Ich bin einfach glücklich, gehe nach oben, um unser Zubettgehen vorzubereiten. Mit einem Mal sehe ich Senta auf der Treppe – sie hatte doch schon so fest geschlafen. Sie zieht sich ganz langsam die Treppe hinauf, Pfote für Pfote. Ich stelle mir vor, wie es ist, wenn sie keine junge Hundedame mehr sein wird, sondern eine Dame im gesetzten Alter! Ich hocke mich oben hin und locke sie ganz leise – ich will ja nicht, dass sie auf der Treppe einschläft. Langsam kommt sie herauf und legt sich auf ihren Platz unter der Treppe.

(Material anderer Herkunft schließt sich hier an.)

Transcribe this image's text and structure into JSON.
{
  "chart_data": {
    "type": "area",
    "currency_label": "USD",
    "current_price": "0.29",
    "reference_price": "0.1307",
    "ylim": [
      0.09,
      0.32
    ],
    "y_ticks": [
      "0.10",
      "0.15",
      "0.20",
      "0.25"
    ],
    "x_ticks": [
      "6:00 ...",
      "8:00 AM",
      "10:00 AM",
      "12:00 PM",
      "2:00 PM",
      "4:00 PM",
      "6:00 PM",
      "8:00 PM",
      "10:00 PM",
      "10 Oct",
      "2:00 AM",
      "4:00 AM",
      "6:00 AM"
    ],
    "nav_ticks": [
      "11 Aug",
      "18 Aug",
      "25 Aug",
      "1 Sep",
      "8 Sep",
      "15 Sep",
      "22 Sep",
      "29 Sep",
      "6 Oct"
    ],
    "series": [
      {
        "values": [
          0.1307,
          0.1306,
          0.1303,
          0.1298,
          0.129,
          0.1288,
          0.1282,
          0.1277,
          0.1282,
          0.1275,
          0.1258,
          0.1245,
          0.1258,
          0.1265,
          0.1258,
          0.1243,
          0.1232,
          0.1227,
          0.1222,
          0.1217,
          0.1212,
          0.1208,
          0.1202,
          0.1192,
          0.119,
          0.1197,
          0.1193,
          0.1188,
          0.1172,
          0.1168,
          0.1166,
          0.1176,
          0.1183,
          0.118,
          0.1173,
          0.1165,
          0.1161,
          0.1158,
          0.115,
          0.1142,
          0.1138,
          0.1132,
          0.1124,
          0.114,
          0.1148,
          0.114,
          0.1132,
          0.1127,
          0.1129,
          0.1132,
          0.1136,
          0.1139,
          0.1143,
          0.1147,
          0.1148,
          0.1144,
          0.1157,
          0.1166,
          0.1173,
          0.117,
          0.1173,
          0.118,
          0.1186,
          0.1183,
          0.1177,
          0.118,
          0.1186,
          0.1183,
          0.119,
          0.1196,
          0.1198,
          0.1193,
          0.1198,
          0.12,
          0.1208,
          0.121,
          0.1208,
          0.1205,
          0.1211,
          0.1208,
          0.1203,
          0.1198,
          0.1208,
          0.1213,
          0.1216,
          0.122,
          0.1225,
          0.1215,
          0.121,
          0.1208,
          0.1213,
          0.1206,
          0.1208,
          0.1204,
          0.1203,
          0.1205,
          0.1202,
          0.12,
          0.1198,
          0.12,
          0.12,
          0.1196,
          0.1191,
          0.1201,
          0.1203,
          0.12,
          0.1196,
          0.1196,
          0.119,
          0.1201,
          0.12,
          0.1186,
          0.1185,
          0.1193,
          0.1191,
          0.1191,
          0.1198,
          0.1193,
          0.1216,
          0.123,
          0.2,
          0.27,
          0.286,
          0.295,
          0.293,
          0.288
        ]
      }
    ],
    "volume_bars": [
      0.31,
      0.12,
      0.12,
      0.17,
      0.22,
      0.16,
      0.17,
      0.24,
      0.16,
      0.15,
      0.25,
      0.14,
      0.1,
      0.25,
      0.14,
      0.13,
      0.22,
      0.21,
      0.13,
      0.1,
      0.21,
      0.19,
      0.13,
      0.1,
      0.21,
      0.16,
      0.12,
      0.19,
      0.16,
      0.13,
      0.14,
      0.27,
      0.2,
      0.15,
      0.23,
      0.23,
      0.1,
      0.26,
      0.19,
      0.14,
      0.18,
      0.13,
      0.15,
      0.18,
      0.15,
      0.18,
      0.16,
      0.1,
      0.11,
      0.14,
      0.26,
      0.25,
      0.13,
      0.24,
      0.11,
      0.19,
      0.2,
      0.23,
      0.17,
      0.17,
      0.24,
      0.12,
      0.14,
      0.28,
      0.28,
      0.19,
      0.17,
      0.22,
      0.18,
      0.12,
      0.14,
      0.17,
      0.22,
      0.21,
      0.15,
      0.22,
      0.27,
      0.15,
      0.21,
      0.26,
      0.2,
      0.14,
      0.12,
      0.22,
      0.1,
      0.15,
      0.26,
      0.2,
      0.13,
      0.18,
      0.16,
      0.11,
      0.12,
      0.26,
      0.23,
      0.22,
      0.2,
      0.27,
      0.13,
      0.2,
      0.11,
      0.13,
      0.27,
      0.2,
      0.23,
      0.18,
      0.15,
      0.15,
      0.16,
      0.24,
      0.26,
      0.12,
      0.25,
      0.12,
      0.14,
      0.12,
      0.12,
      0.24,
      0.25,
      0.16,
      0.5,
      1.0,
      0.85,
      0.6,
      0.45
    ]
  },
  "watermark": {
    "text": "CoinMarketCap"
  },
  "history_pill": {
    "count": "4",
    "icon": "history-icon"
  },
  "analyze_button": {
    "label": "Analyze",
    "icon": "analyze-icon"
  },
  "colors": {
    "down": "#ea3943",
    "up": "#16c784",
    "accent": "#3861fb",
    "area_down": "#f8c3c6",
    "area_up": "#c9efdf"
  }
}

Ich hole Hans Christian mit dem Treppenlift nach oben, erzähle ihm von der E-Mail unseres Freundes. Er kann sich nicht an ihn erinnern. Und dann erzähle ich ihm, dass wir am Montag unsere Petersilienhochzeit haben, schaue im Schlafzimmer auf die Hochzeitstabelle – tatsächlich, da steht es: 30.9.2013. Ich sage zu meinem Mann: Dann haben wir schon die Hälfte bis zur Silberhochzeit geschafft! Die zweite Hälfte schaffen wir auch noch! Er aber ist ein wenig mutlos, wie so oft in letzter Zeit. Da sage ich: Ein Forsbach hält durch, der schafft das. Und er: Warum sagst Du das? Ich: weil ich Dich liebe!
Nun folgt, wie jeden Abend, das Gute-Nacht-Gebet, bei dem Hans Christian sich immer beruhigt. Dann kann er einschlafen. Heute hat er sogar „Gute Nacht, Senta“ gesagt, als ich ihn im Rollstuhl zum Schlafzimmer schob.
Ich aber bin glücklich und überhaupt nicht mehr müde. Ich hole mir ein Glas Rotwein und setze mich an den Computer. Der Schreibtisch ist noch voll von all den Dingen, mit denen ich heute befasst war. Die Post liegt noch ungeöffnet da. Am Nachmittag hatte ich nur einen Brief geöffnet und danach ein höchst erfreuliches Gespräch mit dem Absender geführt. Es steht wieder eine Verbesserung für meinen Verlag an.
Nun schreibe ich diesen Block. Seit Ende Mai habe ich nichts mehr geschrieben. Ich finde einen Entwurf von Mitte August: „Ein schöner Sommer“, aber der Text fehlt. Vielleicht hole ich das noch einmal nach, denn aus der Erinnerung erscheint vieles schöner, als wenn man mitten drin ist.
Senta liegt und schläft ganz fest. Und wenn ich nachher auch ins Bett gehe, verschwindet sie vielleicht wieder nach unten, in ihr Körbchen. Oder sie wacht vor unserem Schlafzimmer, bis ich am Morgen wieder heraus komme.
Was für ein glücklicher und friedlicher Übergang ins Wochenende! Ich bin dankbar für diesen schönen Wochenausklang mit meiner lieben kleinen Familie und freue mich auf morgen.